I sindaci potranno aumentare l’aliquota ordinaria dell’Imu sui beni strumentali fino al valore massimo del 10,6%. Se molti primi cittadini decideranno di ritoccare l’aliquota all’insù – rileva la Cgia di Mestre – gli effetti sulle tasche dei commercianti, dei liberi professionisti, degli artigiani, delle imprese industriali e degli albergatori saranno pesantissimi.

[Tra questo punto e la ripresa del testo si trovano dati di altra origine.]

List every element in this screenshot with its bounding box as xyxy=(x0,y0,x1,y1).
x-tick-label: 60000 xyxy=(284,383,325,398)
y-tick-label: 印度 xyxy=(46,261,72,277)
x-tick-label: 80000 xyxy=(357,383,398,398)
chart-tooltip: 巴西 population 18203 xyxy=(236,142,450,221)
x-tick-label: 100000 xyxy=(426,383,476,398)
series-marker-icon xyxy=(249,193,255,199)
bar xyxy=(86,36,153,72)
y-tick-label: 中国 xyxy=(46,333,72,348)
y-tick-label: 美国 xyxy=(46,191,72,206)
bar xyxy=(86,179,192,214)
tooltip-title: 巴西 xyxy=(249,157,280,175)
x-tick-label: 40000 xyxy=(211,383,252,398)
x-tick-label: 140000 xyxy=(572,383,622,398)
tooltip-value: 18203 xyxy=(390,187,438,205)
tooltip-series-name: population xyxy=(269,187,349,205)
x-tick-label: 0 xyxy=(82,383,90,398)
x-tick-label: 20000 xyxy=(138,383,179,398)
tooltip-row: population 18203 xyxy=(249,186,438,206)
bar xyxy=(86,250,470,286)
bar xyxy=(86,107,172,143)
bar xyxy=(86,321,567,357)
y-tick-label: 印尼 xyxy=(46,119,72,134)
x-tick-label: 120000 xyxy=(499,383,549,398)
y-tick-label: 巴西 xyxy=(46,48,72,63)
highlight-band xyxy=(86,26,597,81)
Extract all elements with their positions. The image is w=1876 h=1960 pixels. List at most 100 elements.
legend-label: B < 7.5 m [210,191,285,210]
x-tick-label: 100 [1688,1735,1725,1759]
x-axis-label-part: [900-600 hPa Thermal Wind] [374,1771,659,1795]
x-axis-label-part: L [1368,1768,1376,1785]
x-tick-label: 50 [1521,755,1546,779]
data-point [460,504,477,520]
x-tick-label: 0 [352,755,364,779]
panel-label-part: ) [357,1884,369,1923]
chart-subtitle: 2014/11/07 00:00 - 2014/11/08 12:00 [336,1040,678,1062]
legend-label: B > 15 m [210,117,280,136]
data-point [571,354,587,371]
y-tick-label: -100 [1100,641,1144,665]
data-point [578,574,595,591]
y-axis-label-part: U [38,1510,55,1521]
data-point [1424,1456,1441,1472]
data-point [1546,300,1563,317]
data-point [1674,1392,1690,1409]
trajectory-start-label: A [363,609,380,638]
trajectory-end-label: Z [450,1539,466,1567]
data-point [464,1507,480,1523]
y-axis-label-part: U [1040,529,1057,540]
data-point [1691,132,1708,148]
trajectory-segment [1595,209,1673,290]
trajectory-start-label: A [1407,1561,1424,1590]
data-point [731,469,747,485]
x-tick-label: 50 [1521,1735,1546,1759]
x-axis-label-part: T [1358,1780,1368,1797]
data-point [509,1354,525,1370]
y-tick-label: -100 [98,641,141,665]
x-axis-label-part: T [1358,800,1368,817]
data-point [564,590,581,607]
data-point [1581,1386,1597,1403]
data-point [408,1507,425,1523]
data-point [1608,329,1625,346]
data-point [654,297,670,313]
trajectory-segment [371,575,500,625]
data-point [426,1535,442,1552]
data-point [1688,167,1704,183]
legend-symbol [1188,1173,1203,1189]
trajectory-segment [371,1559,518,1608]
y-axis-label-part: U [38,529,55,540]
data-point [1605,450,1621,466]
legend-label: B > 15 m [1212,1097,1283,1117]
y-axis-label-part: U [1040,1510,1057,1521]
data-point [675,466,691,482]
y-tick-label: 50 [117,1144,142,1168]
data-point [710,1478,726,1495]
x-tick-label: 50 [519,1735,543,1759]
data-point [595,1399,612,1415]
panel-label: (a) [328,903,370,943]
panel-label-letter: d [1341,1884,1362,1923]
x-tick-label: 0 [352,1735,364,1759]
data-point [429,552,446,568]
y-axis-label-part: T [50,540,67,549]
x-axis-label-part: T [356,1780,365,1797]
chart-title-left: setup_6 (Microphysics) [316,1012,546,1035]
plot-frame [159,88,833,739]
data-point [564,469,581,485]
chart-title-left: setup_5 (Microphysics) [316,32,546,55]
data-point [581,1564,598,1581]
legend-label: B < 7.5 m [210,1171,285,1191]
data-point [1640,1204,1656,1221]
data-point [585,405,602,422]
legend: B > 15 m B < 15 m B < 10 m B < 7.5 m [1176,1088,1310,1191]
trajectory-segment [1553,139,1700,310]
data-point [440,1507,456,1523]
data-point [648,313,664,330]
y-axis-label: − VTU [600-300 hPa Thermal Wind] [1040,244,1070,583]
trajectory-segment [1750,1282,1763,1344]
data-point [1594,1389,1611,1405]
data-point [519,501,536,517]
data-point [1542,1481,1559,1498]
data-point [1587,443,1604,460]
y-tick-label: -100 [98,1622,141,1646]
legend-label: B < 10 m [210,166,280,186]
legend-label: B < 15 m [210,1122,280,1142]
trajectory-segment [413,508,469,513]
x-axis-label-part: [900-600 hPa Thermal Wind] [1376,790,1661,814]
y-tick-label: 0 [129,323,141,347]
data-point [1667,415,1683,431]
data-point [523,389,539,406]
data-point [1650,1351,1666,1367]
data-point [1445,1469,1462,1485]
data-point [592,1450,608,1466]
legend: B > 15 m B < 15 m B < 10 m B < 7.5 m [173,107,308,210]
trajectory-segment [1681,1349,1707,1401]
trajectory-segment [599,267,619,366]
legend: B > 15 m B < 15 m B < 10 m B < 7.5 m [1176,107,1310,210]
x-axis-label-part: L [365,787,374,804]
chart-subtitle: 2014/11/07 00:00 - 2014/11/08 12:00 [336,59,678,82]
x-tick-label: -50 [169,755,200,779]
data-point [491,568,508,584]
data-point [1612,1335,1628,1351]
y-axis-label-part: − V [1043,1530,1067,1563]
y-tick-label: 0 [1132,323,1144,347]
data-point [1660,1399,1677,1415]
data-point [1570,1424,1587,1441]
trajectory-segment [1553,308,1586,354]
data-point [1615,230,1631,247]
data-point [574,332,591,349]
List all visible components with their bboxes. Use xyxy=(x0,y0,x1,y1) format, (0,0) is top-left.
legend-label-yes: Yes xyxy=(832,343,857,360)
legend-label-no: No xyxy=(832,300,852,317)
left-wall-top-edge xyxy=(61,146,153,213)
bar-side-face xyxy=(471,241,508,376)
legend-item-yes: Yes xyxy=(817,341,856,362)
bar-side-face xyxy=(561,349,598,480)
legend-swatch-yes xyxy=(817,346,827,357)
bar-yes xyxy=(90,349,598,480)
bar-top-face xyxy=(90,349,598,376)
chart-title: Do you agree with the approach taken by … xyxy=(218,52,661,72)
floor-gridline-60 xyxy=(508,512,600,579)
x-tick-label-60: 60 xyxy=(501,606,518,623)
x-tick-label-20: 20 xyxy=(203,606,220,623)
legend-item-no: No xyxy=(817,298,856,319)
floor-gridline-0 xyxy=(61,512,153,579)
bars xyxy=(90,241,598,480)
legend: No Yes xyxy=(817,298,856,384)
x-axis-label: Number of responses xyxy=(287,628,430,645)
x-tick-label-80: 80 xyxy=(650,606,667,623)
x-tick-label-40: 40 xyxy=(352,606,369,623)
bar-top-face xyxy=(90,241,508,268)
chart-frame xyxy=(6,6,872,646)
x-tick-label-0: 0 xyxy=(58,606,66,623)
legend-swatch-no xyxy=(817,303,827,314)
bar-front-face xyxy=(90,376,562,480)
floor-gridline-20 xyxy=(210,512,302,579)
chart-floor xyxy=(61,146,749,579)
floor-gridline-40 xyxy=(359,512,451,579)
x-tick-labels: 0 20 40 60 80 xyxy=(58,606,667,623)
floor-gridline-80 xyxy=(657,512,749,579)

Con l’applicazione dell’aliquota massima – calcola l’associazione – un laboratorio artigiano si troverà a pagare un importo medio nazionale pari a 801 euro l’anno, un negozio 1.017 euro, un ufficio 2.047 euro, un capannone industriale 3.844 euro ed un albergo ben 11.722 euro. Rispetto all’eventuale applicazione dell’aliquota ordinaria (7,6%), tutte queste attività verranno a pagare il +39,5% in più. Una vera e propria stangata, sottolinea l’associazione degli artigiani e piccole imprese. A livello territoriale sarà il Comune di Roma a presentare la situazione più pesante, almeno per gli uffici e i laboratori artigiani. Nel caso di un aumento dell’aliquota Imu fino al valore massimo, calcola la Cgia di Mestre, il gettito medio sarà pari a 5.960 euro per i primi e a 1.830 euro per i secondi. Per i capannoni il quadro generale vedrà La Spezia a segnare il dato più preoccupante: 19.731 euro. Per i negozi, spetterà eventualmente a Cremona il record di spesa: 2.327 euro. Infine, per gli alberghi la situazione più difficile si registrerà a Bari: nell’eventualità dell’applicazione dell’aliquota al 10,6% il costo medio annuo di un’attività ricettiva sarà pari a 46.011 euro.
"Ci appelliamo al senso di responsabilità dei Sindaci – dichiara il segretario della Cgia, Giuseppe Bortolussi – Siamo consapevoli delle difficoltà economiche in cui versano la stragrande maggioranza dei Comuni, tuttavia è bene che prima di deliberare eventuali aumenti di aliquota si dimensioni l’impatto economico che queste scelte avranno sulle attività commerciali e produttive".